Salvia caymanensis, the Cayman sage, is a short-lived perennial plant in the genus Salvia that is endemic to Grand Cayman in the Cayman Islands. It was thought to be extinct for nearly 40 years until it was rediscovered in 2007. After the damage caused by Hurricane Ivan in 2004, conservationists thought that conditions might be ideal for the reappearance of Salvia caymanensis if there was still viable seeds in the wild. A wanted poster, offering a 1000 CI$ reward, led to the discovery of the first plants seen since 1967.

==Description==
Salvia caymanensis grows 50 to 100 cm tall. The strictly erect stem is canescent above and woody below. The ovate-lanceolate leaves 2.5 to 3 cm long and a 1 to 1.4 cm wide. The leaves are pale and tomentose on the underside and pilose and dark green on the upperside. The petioles are one-fourth the length of the blade.

==Rediscovery==
In spring 2007 the Department of Environment of the Cayman Islands in cooperation with the Darwin Initiative, placed wanted posters on the island offering a reward of 1000 CI$ for any living examples of Cayman sage.
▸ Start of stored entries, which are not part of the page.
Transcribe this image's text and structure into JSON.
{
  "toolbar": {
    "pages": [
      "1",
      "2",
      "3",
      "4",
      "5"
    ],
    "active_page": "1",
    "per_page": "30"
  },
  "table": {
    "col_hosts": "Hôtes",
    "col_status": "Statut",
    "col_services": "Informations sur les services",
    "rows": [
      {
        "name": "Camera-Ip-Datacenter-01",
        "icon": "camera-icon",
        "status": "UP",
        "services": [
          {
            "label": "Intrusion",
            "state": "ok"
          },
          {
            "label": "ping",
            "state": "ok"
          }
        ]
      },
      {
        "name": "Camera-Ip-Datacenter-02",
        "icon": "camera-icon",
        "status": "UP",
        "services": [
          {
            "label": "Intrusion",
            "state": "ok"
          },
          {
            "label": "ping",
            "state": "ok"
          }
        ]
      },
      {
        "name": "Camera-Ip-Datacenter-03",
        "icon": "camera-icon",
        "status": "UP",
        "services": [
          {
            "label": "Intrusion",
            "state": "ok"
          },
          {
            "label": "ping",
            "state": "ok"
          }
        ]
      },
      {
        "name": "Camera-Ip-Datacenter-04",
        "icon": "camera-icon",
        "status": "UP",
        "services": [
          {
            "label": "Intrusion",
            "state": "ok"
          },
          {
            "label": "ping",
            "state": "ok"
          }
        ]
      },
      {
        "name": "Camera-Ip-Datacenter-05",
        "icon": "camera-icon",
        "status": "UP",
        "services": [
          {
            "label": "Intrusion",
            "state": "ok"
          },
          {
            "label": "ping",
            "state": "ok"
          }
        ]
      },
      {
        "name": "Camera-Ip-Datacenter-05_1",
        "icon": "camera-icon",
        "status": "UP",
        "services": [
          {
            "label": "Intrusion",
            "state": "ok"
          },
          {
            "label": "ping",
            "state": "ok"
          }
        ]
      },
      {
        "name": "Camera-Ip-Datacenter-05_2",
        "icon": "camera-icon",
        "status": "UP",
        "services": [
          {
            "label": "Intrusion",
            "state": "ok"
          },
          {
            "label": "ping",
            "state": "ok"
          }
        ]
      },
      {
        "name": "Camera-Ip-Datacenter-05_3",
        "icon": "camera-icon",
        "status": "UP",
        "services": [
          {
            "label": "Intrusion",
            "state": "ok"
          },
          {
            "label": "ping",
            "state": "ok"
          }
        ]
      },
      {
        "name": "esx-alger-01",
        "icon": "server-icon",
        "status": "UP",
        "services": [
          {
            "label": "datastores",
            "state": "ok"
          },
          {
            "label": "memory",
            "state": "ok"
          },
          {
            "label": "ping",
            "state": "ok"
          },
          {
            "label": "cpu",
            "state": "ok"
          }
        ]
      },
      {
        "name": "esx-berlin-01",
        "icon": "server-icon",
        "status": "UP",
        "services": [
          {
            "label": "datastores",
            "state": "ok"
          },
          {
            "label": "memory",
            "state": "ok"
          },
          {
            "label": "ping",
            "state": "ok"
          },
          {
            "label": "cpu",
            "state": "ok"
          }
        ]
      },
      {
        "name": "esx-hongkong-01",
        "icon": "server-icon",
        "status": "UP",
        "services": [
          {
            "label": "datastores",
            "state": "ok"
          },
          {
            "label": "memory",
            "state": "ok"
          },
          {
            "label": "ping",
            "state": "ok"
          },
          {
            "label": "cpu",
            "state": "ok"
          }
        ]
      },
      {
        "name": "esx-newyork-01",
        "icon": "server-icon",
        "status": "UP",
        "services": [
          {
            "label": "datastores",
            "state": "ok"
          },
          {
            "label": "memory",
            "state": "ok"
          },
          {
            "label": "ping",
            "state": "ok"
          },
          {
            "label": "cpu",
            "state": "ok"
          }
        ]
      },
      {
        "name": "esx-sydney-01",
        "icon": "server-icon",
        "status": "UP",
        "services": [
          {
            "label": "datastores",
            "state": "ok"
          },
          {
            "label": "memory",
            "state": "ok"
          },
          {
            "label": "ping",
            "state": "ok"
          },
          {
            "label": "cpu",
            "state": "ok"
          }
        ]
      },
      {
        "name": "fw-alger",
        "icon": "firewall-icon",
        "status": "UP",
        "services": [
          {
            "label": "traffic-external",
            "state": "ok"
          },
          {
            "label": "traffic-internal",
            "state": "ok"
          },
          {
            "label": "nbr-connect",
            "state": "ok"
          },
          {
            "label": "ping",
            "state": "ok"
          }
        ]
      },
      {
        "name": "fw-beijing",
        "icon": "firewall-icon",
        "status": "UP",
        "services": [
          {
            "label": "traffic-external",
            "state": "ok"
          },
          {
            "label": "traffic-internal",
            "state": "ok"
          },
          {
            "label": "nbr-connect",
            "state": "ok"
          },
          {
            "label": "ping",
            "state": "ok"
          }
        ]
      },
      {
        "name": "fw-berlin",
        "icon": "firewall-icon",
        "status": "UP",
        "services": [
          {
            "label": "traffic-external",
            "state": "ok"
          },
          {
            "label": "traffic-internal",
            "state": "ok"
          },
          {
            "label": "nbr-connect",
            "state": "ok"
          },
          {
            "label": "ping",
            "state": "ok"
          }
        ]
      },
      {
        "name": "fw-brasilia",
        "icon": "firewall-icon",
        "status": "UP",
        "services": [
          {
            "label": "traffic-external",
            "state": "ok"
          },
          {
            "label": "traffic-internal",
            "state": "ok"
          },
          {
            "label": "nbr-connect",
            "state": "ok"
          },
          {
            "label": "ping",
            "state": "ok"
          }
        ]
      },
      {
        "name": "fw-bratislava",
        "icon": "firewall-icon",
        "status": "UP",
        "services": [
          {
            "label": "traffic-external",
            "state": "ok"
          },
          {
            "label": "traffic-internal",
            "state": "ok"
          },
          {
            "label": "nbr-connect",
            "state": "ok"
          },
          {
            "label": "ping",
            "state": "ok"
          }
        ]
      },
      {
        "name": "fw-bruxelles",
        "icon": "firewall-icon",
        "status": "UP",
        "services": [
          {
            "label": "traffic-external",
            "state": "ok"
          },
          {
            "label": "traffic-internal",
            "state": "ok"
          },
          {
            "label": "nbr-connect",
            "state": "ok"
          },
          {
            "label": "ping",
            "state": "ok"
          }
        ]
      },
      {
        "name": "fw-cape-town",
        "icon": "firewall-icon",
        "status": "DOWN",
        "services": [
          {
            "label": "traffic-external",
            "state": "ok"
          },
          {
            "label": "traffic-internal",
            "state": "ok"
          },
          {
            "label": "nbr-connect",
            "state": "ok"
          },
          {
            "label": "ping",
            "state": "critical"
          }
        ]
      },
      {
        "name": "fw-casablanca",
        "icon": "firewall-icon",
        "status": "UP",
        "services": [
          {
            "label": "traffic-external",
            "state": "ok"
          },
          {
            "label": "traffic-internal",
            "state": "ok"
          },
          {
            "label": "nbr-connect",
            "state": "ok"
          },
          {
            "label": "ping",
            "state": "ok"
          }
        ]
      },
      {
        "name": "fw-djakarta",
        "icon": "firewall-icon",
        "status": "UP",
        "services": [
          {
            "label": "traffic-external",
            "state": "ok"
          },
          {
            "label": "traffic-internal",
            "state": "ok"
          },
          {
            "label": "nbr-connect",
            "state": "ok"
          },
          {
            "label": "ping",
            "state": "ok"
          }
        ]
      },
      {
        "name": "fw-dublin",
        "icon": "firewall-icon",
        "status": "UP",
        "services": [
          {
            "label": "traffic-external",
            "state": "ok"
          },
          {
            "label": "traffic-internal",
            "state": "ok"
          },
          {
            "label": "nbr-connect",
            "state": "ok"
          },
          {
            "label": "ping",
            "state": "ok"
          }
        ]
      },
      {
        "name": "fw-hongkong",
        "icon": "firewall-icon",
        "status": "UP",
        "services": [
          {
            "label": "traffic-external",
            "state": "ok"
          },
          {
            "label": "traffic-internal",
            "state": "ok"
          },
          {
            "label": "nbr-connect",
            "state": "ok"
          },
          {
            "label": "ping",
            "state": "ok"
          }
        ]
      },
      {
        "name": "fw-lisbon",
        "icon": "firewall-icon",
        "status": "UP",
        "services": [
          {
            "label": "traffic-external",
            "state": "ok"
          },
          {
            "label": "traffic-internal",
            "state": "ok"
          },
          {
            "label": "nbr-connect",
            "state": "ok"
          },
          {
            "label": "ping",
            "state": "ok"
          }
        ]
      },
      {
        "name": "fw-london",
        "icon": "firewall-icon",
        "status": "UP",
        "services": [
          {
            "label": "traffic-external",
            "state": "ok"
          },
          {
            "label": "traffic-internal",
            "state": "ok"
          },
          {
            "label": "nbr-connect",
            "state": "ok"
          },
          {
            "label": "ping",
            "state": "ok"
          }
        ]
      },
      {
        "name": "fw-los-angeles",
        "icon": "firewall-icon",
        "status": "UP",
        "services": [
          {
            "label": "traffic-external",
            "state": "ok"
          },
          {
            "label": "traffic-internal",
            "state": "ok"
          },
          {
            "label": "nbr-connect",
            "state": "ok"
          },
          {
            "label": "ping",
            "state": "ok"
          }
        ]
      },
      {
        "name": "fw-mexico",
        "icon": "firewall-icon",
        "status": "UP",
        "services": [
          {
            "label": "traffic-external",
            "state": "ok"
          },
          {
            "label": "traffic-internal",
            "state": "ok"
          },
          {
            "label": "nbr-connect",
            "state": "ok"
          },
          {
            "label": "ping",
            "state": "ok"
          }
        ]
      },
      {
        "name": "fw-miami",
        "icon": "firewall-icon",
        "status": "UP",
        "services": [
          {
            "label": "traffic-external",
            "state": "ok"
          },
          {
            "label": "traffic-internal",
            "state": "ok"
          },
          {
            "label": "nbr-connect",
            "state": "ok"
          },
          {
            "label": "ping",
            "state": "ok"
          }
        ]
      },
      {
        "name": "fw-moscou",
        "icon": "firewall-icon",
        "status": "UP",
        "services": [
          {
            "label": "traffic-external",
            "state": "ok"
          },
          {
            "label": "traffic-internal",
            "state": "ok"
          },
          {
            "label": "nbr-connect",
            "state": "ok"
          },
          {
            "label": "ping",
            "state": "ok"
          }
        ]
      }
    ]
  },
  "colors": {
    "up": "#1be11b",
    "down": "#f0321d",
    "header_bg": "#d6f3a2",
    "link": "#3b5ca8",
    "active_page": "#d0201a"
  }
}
The posters were timed to anticipate the usual flowering season of the plant. An island resident, slowed down by road work on the typically fast-moving Queen's Highway, saw the inconspicuous blue flowers from her car window, growing near the side of the road. After the initial discovery, 300 individual plants were found and approximately 18,000 seeds collected.